Juan Cicada [00:31:49] This is really fascinating. You got into this history here, and if I unpack this, and this is my interpretation here and I'd love to get, if you agree with me or not, is at the end of the day, the knowledge graphs are done to be able to go represent our data and knowledge here in a connected way. And with vector embeddings, it's another way of managing that where I can actually start making suggestions of what these relationships can be able to automate a lot of that stuff that just without the vector databases, without the embeddings, without the nearest neighbor type of stuff, I would be doing in a manual way or rule- based way, which wouldn't scale here. But the combination of these two is really that ideal scenario that it's not one or the other, but it should be, we should figure out how to combine them together.

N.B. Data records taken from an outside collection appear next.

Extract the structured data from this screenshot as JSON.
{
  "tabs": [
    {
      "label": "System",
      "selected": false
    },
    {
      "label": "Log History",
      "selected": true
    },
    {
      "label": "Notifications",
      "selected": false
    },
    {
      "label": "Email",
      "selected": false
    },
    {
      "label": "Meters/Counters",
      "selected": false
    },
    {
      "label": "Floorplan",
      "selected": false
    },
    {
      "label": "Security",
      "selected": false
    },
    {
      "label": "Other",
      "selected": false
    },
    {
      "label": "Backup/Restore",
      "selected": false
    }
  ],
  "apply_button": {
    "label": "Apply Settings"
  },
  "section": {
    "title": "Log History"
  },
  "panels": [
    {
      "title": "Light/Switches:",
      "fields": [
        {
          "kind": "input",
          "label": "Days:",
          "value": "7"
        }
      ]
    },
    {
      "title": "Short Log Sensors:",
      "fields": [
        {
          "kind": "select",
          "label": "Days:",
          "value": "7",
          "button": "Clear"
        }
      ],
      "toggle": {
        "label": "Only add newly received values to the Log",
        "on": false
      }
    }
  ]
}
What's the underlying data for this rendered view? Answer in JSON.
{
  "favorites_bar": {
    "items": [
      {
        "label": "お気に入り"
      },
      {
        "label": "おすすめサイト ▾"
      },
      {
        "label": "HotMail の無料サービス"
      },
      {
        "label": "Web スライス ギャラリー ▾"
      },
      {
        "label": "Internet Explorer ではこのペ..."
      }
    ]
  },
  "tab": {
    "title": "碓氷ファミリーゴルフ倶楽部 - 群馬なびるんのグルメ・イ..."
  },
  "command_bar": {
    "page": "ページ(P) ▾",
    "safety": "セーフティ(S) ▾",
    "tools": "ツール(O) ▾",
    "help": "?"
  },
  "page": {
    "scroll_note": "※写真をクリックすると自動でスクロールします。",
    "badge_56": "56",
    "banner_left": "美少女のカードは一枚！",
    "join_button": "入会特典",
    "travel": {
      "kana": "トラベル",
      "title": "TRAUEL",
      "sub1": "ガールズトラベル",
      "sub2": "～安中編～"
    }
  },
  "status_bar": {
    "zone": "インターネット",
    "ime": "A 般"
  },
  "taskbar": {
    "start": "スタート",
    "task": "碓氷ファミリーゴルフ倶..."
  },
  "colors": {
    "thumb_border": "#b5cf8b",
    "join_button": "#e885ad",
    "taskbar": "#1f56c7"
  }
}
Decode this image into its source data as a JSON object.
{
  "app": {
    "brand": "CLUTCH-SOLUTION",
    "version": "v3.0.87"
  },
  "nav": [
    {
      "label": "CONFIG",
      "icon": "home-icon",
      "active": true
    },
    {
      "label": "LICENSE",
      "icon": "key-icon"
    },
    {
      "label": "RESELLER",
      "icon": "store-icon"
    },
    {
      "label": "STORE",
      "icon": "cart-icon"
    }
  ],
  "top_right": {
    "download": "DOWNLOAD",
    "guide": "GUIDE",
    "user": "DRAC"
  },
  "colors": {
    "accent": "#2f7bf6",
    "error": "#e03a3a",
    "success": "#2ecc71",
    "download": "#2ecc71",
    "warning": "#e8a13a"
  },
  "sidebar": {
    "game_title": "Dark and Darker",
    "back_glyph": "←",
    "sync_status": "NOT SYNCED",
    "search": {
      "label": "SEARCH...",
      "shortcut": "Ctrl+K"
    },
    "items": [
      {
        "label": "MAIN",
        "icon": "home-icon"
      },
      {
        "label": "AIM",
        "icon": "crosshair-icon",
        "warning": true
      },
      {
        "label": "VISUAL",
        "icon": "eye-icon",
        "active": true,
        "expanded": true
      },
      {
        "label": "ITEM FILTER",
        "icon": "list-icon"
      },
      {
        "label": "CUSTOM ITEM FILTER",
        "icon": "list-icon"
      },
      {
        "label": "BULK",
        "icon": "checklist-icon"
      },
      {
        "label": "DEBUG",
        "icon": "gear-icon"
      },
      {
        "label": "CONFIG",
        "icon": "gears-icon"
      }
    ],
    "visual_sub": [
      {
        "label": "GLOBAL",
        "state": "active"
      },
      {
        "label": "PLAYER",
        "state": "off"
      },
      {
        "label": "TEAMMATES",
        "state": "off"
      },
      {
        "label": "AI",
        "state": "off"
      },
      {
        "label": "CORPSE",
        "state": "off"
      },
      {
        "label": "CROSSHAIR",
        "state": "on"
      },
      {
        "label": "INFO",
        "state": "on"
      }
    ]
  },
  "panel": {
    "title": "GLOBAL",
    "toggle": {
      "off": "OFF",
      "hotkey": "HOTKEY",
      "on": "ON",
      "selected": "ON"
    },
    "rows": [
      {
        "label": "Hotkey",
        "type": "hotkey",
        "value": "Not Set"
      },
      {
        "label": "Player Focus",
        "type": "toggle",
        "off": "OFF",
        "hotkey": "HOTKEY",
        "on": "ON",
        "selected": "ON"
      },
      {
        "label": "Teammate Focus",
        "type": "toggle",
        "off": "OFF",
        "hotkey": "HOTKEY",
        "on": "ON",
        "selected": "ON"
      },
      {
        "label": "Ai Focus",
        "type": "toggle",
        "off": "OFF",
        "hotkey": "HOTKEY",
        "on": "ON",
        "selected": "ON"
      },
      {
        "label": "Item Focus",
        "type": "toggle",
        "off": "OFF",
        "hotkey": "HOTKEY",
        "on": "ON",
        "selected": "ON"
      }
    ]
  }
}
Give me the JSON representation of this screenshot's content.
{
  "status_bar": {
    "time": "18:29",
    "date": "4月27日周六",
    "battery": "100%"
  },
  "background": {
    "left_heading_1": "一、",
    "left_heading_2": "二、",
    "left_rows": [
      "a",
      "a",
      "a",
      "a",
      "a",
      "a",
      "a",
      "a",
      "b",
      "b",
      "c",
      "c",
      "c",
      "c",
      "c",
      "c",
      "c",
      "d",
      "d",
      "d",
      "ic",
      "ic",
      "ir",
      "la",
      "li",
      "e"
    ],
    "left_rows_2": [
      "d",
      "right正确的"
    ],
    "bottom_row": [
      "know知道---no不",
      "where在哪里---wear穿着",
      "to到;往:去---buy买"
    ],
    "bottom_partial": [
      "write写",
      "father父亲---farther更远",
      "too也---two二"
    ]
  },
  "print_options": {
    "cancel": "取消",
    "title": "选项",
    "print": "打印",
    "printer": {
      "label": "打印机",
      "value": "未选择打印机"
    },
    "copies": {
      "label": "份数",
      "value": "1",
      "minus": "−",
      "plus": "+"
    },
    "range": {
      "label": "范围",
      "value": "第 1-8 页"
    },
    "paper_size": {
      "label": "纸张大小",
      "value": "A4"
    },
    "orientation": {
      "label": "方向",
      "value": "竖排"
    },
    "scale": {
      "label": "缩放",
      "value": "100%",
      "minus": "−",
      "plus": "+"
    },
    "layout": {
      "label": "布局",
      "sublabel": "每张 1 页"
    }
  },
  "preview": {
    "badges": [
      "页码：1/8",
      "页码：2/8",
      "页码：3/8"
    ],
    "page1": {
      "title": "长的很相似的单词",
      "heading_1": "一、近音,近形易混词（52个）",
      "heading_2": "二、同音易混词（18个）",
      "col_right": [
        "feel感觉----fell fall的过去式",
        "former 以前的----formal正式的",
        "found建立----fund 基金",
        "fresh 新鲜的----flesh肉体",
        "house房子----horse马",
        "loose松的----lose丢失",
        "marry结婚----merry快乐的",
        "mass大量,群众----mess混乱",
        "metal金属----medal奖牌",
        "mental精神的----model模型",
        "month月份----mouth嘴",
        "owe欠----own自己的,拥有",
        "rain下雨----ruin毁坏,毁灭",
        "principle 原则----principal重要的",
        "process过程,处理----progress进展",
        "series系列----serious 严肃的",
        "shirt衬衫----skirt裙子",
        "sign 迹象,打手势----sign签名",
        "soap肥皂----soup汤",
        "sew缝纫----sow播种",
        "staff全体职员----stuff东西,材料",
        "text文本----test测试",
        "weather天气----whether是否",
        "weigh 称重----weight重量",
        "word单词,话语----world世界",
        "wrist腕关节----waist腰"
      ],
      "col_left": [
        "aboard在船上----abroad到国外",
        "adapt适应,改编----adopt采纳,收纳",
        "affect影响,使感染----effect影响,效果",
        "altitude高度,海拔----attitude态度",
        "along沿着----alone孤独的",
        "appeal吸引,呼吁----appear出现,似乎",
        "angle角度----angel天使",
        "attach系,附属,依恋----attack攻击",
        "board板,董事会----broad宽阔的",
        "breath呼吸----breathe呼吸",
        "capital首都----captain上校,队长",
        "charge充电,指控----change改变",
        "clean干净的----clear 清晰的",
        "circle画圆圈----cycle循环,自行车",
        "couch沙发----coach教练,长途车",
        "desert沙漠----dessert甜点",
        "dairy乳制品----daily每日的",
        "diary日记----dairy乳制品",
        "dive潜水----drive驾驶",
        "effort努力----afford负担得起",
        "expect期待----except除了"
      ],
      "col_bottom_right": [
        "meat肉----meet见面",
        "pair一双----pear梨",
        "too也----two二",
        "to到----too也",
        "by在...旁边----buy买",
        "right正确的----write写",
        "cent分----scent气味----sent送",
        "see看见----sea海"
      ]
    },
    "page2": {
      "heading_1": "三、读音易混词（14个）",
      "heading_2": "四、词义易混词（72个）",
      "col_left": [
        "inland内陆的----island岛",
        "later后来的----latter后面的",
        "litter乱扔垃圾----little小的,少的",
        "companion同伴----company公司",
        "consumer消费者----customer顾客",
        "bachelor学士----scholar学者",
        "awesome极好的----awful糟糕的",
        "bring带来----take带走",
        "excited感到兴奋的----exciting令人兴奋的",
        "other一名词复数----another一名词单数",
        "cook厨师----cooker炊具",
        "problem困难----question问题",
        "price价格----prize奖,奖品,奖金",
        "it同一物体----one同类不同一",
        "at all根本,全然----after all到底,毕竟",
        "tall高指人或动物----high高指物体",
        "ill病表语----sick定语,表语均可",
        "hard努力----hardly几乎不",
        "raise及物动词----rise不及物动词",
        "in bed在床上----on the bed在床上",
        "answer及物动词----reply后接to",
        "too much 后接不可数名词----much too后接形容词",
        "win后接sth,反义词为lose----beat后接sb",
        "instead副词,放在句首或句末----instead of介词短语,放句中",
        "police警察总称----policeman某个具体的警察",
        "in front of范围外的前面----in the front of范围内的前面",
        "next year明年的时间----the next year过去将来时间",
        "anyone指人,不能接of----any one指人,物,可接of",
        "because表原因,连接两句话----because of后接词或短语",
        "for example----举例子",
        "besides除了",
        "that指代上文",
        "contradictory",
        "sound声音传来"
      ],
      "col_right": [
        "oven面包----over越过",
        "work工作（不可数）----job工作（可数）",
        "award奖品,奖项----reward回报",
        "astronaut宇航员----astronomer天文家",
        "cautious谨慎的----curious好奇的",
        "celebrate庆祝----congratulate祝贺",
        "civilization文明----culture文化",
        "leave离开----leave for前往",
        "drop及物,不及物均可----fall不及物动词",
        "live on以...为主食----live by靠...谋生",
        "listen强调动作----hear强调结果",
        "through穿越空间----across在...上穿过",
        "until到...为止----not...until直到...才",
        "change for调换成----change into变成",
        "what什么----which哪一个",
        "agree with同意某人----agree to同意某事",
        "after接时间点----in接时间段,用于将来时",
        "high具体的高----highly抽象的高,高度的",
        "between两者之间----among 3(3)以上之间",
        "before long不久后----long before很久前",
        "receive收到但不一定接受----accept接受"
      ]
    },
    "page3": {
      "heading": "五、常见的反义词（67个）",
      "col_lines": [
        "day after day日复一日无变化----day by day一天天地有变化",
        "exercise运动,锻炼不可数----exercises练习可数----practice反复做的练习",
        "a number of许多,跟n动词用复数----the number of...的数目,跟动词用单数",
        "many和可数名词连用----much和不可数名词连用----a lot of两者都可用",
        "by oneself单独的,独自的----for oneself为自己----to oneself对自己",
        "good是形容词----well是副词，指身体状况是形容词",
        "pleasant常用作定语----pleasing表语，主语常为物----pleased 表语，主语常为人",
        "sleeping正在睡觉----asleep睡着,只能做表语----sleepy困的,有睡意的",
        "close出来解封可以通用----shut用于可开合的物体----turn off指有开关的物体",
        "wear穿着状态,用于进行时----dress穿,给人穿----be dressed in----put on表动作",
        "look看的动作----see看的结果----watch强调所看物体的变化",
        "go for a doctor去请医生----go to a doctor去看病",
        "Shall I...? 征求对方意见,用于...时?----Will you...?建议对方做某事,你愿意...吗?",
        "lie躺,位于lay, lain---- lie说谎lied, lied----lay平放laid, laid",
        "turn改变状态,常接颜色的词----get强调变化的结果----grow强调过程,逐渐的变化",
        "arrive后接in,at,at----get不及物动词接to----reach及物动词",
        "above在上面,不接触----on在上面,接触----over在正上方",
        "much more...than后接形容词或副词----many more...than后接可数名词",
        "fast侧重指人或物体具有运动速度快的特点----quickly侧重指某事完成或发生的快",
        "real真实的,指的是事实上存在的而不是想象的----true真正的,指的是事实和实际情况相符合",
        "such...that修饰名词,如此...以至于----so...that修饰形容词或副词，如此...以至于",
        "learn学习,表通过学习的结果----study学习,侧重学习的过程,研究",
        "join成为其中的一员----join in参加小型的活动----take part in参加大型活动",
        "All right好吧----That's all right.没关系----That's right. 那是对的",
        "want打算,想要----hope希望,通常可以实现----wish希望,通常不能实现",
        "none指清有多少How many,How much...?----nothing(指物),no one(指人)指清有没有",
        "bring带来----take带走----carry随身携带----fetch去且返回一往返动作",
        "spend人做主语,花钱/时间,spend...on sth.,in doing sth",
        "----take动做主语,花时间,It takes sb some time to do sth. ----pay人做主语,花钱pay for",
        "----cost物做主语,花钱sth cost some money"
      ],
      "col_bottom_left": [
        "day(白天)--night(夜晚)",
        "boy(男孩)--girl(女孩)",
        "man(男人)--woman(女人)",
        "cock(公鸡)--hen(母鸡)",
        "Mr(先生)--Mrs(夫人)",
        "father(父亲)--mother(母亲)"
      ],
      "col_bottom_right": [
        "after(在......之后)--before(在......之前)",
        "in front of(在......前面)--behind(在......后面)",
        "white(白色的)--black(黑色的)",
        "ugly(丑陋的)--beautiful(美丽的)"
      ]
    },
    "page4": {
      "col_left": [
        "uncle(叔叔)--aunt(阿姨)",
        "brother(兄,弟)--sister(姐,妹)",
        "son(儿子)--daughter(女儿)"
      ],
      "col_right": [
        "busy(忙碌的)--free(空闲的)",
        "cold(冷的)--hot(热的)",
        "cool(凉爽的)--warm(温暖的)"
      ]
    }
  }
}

Bob van Luijt [00:32:42] Yeah, I mean, yes, but we came a long way for that. I remember that I was at the first linked data conference where, I forgot what the title of my talk was, but that must have been something like solving unlinkable entities or something with machine learning. It's something like that. Well, the audience was not impressed. So that was like a, what? With machine learning, are you nuts? How can we then guarantee the relations? And I was like, well, you can't, but you are currently in a situation where it's binary, so the connection is there or it's not there. And with machine learning, you can predict one of the relations. So I can be 100% certain that this relation is a thing, but better than nothing. And today that's kind of common ground. Today we're completely cool with that, but back when I started, people were not cool with that. They didn't think that was a good idea. As you guys know, the linked data community can be very, how should I say? Strict.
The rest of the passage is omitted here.